Defesa de legado e alerta sobre terror marcam despedida de Bush

WASHINGTON - O presidente dos Estados Unidos, George W. Bush, se despediu hoje dos americanos com um discurso em que, embora tenha reconhecido tropeços, defendeu suas ações no Iraque e no Afeganistão e advertiu sobre possíveis novos atentados.

EFE |

Bush deixa o cargo na próxima terça-feira com a popularidade em baixa. Dos americanos, apenas 30% aprovam sua gestão, uma marca só superada por Richard Nixon.

O presidente sai de cena com dois conflitos abertos, no Iraque e no Afeganistão, e a economia imersa na pior crise desde a Grande Depressão.

"É possível que vocês não concordem com algumas decisões difíceis que tomei. Mas espero que concordem que estive disposto a tomar decisões difíceis", afirmou.

Nessa linha, Bush, que há alguns anos foi incapaz de reconhecer um só erro ao ser questionado em coletiva de imprensa, dedicou a maior parte de seu discurso a enumerar o que considerou suas conquistas.

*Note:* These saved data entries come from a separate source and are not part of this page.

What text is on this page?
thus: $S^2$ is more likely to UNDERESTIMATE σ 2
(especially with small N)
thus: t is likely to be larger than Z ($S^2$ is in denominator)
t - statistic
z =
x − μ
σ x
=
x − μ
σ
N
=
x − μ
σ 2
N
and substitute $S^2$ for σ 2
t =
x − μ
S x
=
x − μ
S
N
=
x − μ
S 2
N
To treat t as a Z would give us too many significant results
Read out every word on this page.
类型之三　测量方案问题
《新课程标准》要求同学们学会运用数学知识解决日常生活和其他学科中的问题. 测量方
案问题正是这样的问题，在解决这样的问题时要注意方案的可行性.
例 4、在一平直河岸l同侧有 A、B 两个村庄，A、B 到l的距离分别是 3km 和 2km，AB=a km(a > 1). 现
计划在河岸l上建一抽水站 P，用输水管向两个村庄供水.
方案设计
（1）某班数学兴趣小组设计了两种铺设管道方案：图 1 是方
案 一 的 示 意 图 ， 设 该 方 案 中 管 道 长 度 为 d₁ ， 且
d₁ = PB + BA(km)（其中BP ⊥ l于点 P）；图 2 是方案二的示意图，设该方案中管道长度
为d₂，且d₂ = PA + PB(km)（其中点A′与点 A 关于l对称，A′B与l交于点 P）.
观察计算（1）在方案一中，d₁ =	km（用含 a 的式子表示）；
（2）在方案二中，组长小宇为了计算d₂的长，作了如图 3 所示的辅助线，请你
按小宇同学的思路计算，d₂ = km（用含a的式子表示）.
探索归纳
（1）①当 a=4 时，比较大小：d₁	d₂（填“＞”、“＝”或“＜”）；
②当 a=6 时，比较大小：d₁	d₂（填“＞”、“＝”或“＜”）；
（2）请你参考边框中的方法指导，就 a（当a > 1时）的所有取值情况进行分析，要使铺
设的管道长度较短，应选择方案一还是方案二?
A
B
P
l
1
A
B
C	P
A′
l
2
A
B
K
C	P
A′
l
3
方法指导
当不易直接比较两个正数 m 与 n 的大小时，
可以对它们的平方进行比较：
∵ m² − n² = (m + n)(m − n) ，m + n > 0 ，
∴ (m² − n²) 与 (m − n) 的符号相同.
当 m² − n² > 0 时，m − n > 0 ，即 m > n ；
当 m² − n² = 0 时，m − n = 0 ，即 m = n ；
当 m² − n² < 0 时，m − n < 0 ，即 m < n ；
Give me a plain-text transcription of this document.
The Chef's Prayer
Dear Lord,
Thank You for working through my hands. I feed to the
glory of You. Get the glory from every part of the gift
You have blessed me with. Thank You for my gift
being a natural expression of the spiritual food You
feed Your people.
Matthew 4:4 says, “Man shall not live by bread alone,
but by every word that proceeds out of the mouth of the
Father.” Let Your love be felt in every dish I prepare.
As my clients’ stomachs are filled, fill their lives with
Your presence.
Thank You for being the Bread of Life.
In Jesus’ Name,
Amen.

Embora seu mandato tenha começado com os atentados de 11 de setembro de 2001, seu maior êxito, segundo ele, foi evitar novos ataques.

À medida que os anos passaram, a maior parte dos americanos pôde voltar à sua vida de sempre, de antes do 11-9. Mas eu nunca fiz isso. "Toda manhã recebia um relatório sobre as ameaças contra nosso país, e prometi fazer tudo quanto estivesse a meu alcance para nos manter a salvo", declarou.

Segundo o presidente, durante seu mandato as forças de segurança e os serviços de inteligência foram mudados, de modo que o país "está equipado com novas ferramentas para supervisionar os movimentos terroristas, congelar suas finanças e destruir suas tramas".

Os dois conflitos que deixa aberto no Iraque e no Afeganistão são também motivo de orgulho para Bush, que afirmou que o regime em Cabul é agora "uma jovem democracia que luta contra o terrorismo" e o país árabe é "uma democracia no coração do Oriente Médio".

Outras conquistas sobre as quais Bush falou foram o corte de impostos, a reforma do sistema educacional, o aumento dos fundos contra a aids na África e "a promoção dos direitos humanos no mundo".

Bush, que falou da Sala Leste da Casa Branca, diante de uma platéia de cidadãos escolhidos especialmente, admitiu "tropeços" e "coisas que faria de maneira diferente", embora não as tenha detalhado.

A crise econômica, que se transformou na principal preocupação dos americanos, pouco foi mencionada.

Quando a aludiu a ela, foi para defender que "perante a perspectiva de um colapso financeiro, medidas decididas" foram tomadas.

"São momentos muito duros para as famílias que trabalham, mas seriam ainda mais duros se não tivéssemos atuado", afirmou.

Bush não só defendeu seu legado, mas também lançou uma série de recomendações para o futuro líder.

Sobre a situação econômica, pediu que seja evitado o isolacionismo e o protecionismo, pois isso "só convidaria ao perigo".

Porém, sobretudo, reiterou que não se deve esquecer a ameaça de possíveis atentados e lembrou que os terroristas seguem querendo atacar o país.

O discurso presidencial de despedida é uma tradição seguida pela maior parte dos últimos presidentes, com a exceção de George Bush, pai do atual chefe de Estado.

O presidente Bush rendeu também homenagem a seu sucessor, Barack Obama, "um homem cuja história reflete a promessa duradoura" dos EUA, ao se transformar no primeiro líder negro do país.

Os dois se encontrarão na próxima terça-feira na Casa Branca, antes da cerimônia de posse, quando Bush dará oficialmente as boas-vindas à residência oficial a seu sucessor.

Bush será um dos convidados à cerimônia de posse de Obama, mas enquanto seu sucessor tiver seu primeiro almoço como chefe de Estado, na sede do Congresso, o já então ex-presidente irá à base aérea de Andrews rumo ao Texas, onde deve descansar.